How to create an edible garden
Gardening is still one of the most popular pastimes in the UK and, in a recent survey about hobbies taken up during lockdown, gardening or growing your own fruit and vegetables was one of the things that boosted their wellbeing.
But what about if you could combine the two? Edible landscaping, or ‘foodscaping’, has become hugely popular in the last year or so and there are so many ways to simply have a go.
We share a few tips on how to create an edible garden, no matter what the size of your garden, or your experience.
A little bit potty
Patio pots, window boxes or hanging baskets can be a great way to make a start in creating an edible garden or if you are a little strapped for space.
Herb pots or boxes look wonderful and bring a delightful aroma as well as giving you all the fresh herbs you could need for your cooking and cocktail making. Most popular ones are rosemary (great with potatoes, lamb and gin), basil (a true delight in Italian themed dishes) and chives, which are super versatile and offer lovely flowers in the summertime too.
Pots can also be used for summer fruits such as strawberries and tomatoes, both of which can be successfully grown outside during the summer months. It’s important to protect strawberries from birds, they love them, although tomatoes are generally ok.
Both also look delightful in hanging baskets – tumbling tomatoes are particularly effective and easy to maintain, and will deliver endless sweet cherry tomatoes throughout the summer months.
If you’ve got a little more room and want to dedicate a border to an edible garden, there are lots of plants that can be easily planted and maintained.
Once again tomatoes can look effective in beds and borders, and kale, chard and certain lettuce varieties, can be grown with relative ease and success. The rich vibrancy of these leaves can be made to look even more stunning with complementary flower planting – a great way to have an edible garden without sacrificing those lovely flowers that are typical of an English country garden.
Or you could combine to the two with a great range of edible flowers. Many are really easy to grow and are suited to the climate in the UK. Nasturtiums are one of the most popular for their vibrant orange flowers that look great in salad dishes, although things like rose and lavender are also popular in the dishes of top chefs pushing culinary boundaries.
Generally, edible flowers can be grown in pots, containers, raised beds, or simply left to roam in a cottage garden setting. With courgettes you get the best of both worlds; delicious vegetables and flowers that can be eaten too and look incredibly pretty on the plate. It is this kind of cross planting that brings edible flowers to a vegetable or salad garden, edible flowers to a cottage garden, and creates a wonderful riot of practical planting and eye-catching foliage and flowers.
Use your space wisely
However much space you have it’s always a good idea to use it wisely. Raised beds and pots can be interspersed throughout veg patches and borders offer height and interest. Similarly, beans of the climbing variety look great intertwined around canes or obelisks against plain walls, or to mask a garden shed.

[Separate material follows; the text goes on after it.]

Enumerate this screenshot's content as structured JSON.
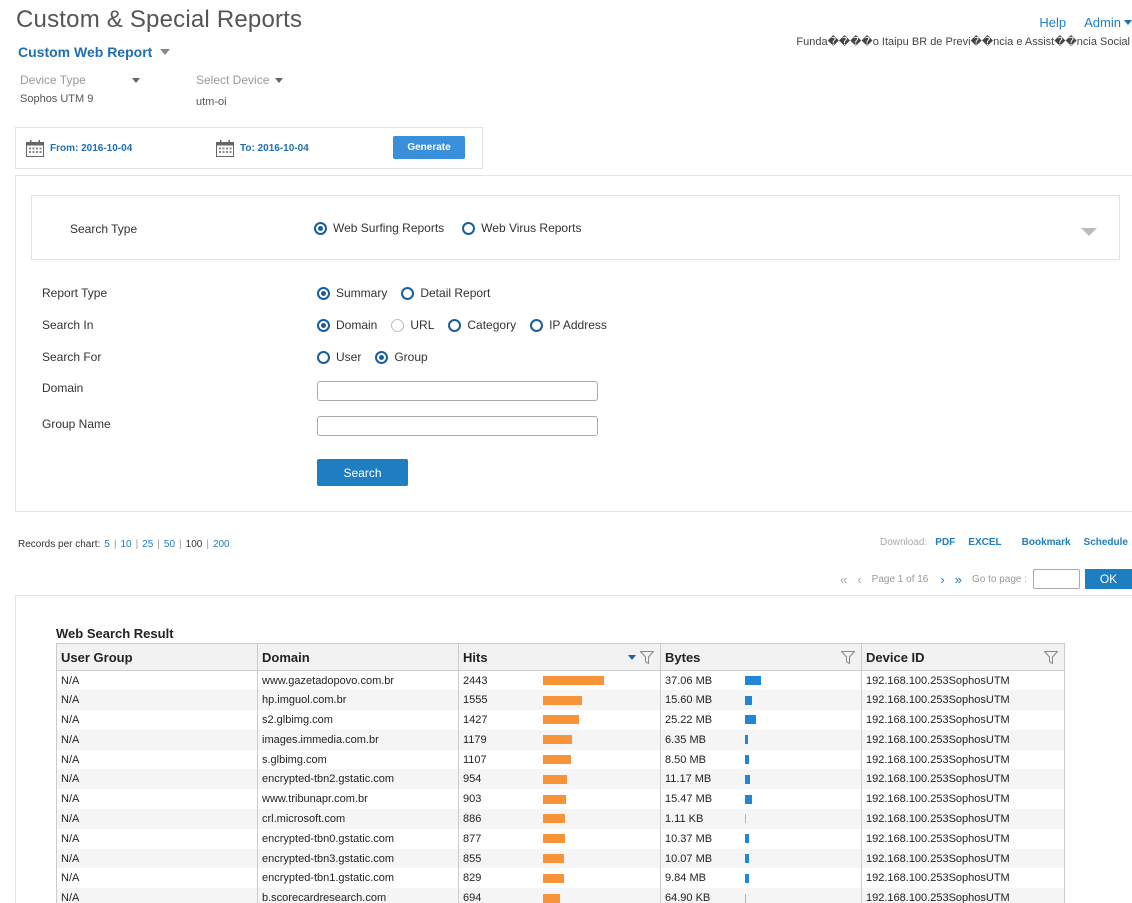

Fences and walls can be used with hanging pots, boxes and baskets to give a great backdrop to herbs, nasturtium, trailing fruits. Just check out which will thrive best in the space that you have, taking into account the amount of shade or sun that it has. And remember, many will need care throughout the year in terms of watering, picking crop and checking for pests which will require immediate treatment with non-hazardous and specific treatments.
Companion planting is one way that some common pests can be eradicated so it’s always worth doing a little reading, or taking some professional advice, to see what can be achieved this way.
Whatever ‘foodscaping’ journey you embark upon we wish you well – what a great achievement it will be to enjoy food and flowers in your home, grown and picked from your very own garden.